Paper No. 5
Presentation Time: 2:55 PM
RECURRENCE AND FLOW DIRECTION OF THE CORDILLERAN ICE SHEET (CIS) ACROSS THE KAWDY PLATEAU, NORTHERN BRITISH COLUMBIA
While extensive research has constrained the timing of advances and retreats of the North American ice sheet, less is known about the development and fluctuations of the Cordilleran ice sheet (CIS). The Kawdy Plateau (KP), located in the Dease Lake area of northern British Columbia, is an ideal place to constrain the timing and minimum thickness of the CIS. Evidence for glaciation on the plateau includes six identified glaciovolcanic features (Kawdy Mountain, Tutsingale Mountain, Nuthinaw Mountain, Meehaz Mountain, Tanker tuya, Horseshoe tuya) as well as one very distinct cirque and an extensive field of glacial scours striking between 21-92° across the plateau floor and the tops of at least two of the tuyas. These scours, which appear to cluster into at least three separate groups with unique orientations, may indicate the presence of up to three separate glaciers flowing in slightly different directions over the KP, separated by enough time to allow the previous glacier to melt entirely and expose the plateau floor to continued erosion. Cross-cutting relationships and quality of preservation indicate that the group striking between 88-92° across the plateau and tuyas is the oldest, the group striking 21-59° is younger than that, and a group striking 60-88° is the youngest. Drumlinoid features on the plateau floor and on top of Horseshoe Tuya indicate that despite ~70 degrees in variation of orientation direction of scours across the entire area, the ice sheets acting in this area always flowed in an east-to-west or northeast-to-southwest direction.

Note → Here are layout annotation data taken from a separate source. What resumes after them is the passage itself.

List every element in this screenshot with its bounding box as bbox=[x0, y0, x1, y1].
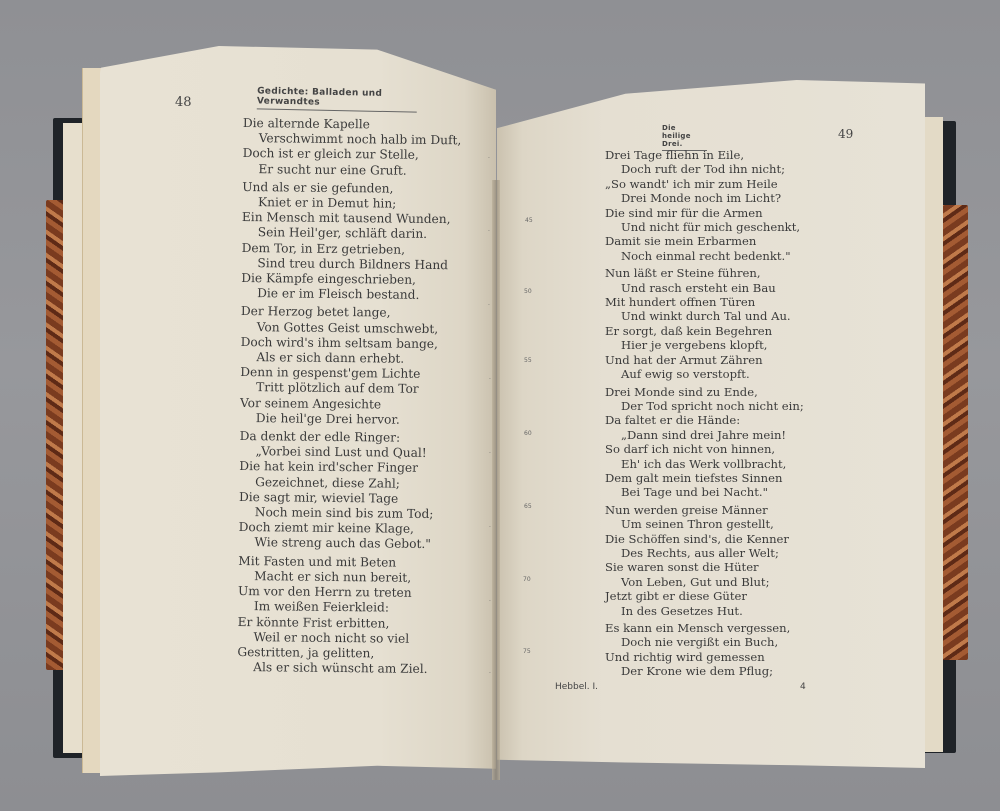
verse-line: Die er im Fleisch bestand. bbox=[241, 286, 460, 303]
line-marker: · bbox=[489, 376, 491, 383]
line-number-marker: 55 bbox=[524, 357, 532, 364]
verse-line: So darf ich nicht von hinnen, bbox=[605, 442, 804, 456]
verse-line: Die sind mir für die Armen bbox=[605, 206, 804, 220]
poem-left: Die alternde Kapelle Verschwimmt noch ha… bbox=[237, 116, 461, 681]
verse-line: Des Rechts, aus aller Welt; bbox=[605, 546, 804, 560]
verse-line: Auf ewig so verstopft. bbox=[605, 367, 804, 381]
line-marker: · bbox=[489, 450, 491, 457]
verse-line: Im weißen Feierkleid: bbox=[238, 599, 457, 616]
marbled-edge-right bbox=[940, 205, 968, 660]
verse-line: Doch nie vergißt ein Buch, bbox=[605, 635, 804, 649]
verse-line: Jetzt gibt er diese Güter bbox=[605, 589, 804, 603]
verse-line: „Dann sind drei Jahre mein! bbox=[605, 428, 804, 442]
book-gutter bbox=[492, 180, 500, 780]
verse-line: Und hat der Armut Zähren bbox=[605, 353, 804, 367]
running-header-left: Gedichte: Balladen und Verwandtes bbox=[257, 86, 417, 112]
verse-line: Sein Heil'ger, schläft darin. bbox=[242, 225, 461, 242]
verse-line: Dem galt mein tiefstes Sinnen bbox=[605, 471, 804, 485]
verse-line: Mit hundert offnen Türen bbox=[605, 295, 804, 309]
verse-line: Eh' ich das Werk vollbracht, bbox=[605, 457, 804, 471]
verse-line: Nun werden greise Männer bbox=[605, 503, 804, 517]
verse-line: Und richtig wird gemessen bbox=[605, 650, 804, 664]
verse-line: Der Tod spricht noch nicht ein; bbox=[605, 399, 804, 413]
verse-line: Drei Tage fliehn in Eile, bbox=[605, 148, 804, 162]
verse-line: Nun läßt er Steine führen, bbox=[605, 266, 804, 280]
verse-line: Es kann ein Mensch vergessen, bbox=[605, 621, 804, 635]
verse-line: Er sorgt, daß kein Begehren bbox=[605, 324, 804, 338]
line-number-marker: 50 bbox=[524, 288, 532, 295]
verse-line: Um seinen Thron gestellt, bbox=[605, 517, 804, 531]
line-marker: · bbox=[488, 302, 490, 309]
footer-sheet-number: 4 bbox=[800, 682, 806, 692]
stanza: Drei Monde sind zu Ende, Der Tod spricht… bbox=[605, 385, 804, 500]
stanza: Nun läßt er Steine führen, Und rasch ers… bbox=[605, 266, 804, 381]
verse-line: Drei Monde sind zu Ende, bbox=[605, 385, 804, 399]
line-number-marker: 75 bbox=[523, 648, 531, 655]
verse-line: Bei Tage und bei Nacht." bbox=[605, 485, 804, 499]
verse-line: Der Krone wie dem Pflug; bbox=[605, 664, 804, 678]
verse-line: Die Schöffen sind's, die Kenner bbox=[605, 532, 804, 546]
verse-line: Von Leben, Gut und Blut; bbox=[605, 575, 804, 589]
verse-line: Doch ist er gleich zur Stelle, bbox=[243, 146, 462, 163]
line-number-marker: 65 bbox=[524, 503, 532, 510]
line-marker: · bbox=[489, 598, 491, 605]
line-marker: · bbox=[489, 524, 491, 531]
line-number-marker: 60 bbox=[524, 430, 532, 437]
verse-line: Sie waren sonst die Hüter bbox=[605, 560, 804, 574]
verse-line: Doch ruft der Tod ihn nicht; bbox=[605, 162, 804, 176]
verse-line: In des Gesetzes Hut. bbox=[605, 604, 804, 618]
verse-line: Da faltet er die Hände: bbox=[605, 413, 804, 427]
running-header-right: Die heilige Drei. bbox=[662, 124, 707, 151]
stanza: Die alternde Kapelle Verschwimmt noch ha… bbox=[242, 116, 461, 179]
verse-line: Wie streng auch das Gebot." bbox=[238, 535, 457, 552]
stanza: Da denkt der edle Ringer: „Vorbei sind L… bbox=[238, 429, 458, 553]
verse-line: Und winkt durch Tal und Au. bbox=[605, 309, 804, 323]
stanza: Der Herzog betet lange, Von Gottes Geist… bbox=[240, 304, 460, 428]
verse-line: Und rasch ersteht ein Bau bbox=[605, 281, 804, 295]
verse-line: Der Herzog betet lange, bbox=[241, 304, 460, 321]
stanza: Und als er sie gefunden, Kniet er in Dem… bbox=[241, 180, 461, 304]
footer-signature: Hebbel. I. bbox=[555, 682, 598, 692]
verse-line: Drei Monde noch im Licht? bbox=[605, 191, 804, 205]
line-marker: · bbox=[488, 155, 490, 162]
stanza: Mit Fasten und mit Beten Macht er sich n… bbox=[237, 554, 457, 678]
line-marker: · bbox=[488, 228, 490, 235]
line-number-marker: 45 bbox=[525, 217, 533, 224]
stanza: Nun werden greise Männer Um seinen Thron… bbox=[605, 503, 804, 618]
line-number-marker: 70 bbox=[523, 576, 531, 583]
page-number-right: 49 bbox=[838, 127, 853, 141]
verse-line: „So wandt' ich mir zum Heile bbox=[605, 177, 804, 191]
verse-line: Tritt plötzlich auf dem Tor bbox=[240, 380, 459, 397]
page-number-left: 48 bbox=[175, 95, 192, 110]
verse-line: Als er sich wünscht am Ziel. bbox=[237, 660, 456, 677]
verse-line: Damit sie mein Erbarmen bbox=[605, 234, 804, 248]
stanza: Drei Tage fliehn in Eile, Doch ruft der … bbox=[605, 148, 804, 263]
verse-line: Noch einmal recht bedenkt." bbox=[605, 249, 804, 263]
line-marker: · bbox=[489, 670, 491, 677]
verse-line: Und nicht für mich geschenkt, bbox=[605, 220, 804, 234]
poem-right: Drei Tage fliehn in Eile, Doch ruft der … bbox=[605, 148, 804, 682]
verse-line: Hier je vergebens klopft, bbox=[605, 338, 804, 352]
stanza: Es kann ein Mensch vergessen, Doch nie v… bbox=[605, 621, 804, 679]
verse-line: Die heil'ge Drei hervor. bbox=[240, 411, 459, 428]
verse-line: Er sucht nur eine Gruft. bbox=[242, 162, 461, 179]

The observation of these different groups, as well as alpine glacial features like the cirque on Horseshoe Tuya, is most consistent with the hypothesis that the CIS did fluctuate extensively in size during the Pleistocene, between periods of thick, low-elevation ice cover and periods of more sparse, high-elevation cover or even complete absence of ice. Evidence for multi-stage continental glaciation has important implications for the reconstruction of the history of the CIS, as well as for the paleoclimate factors that controlled its development.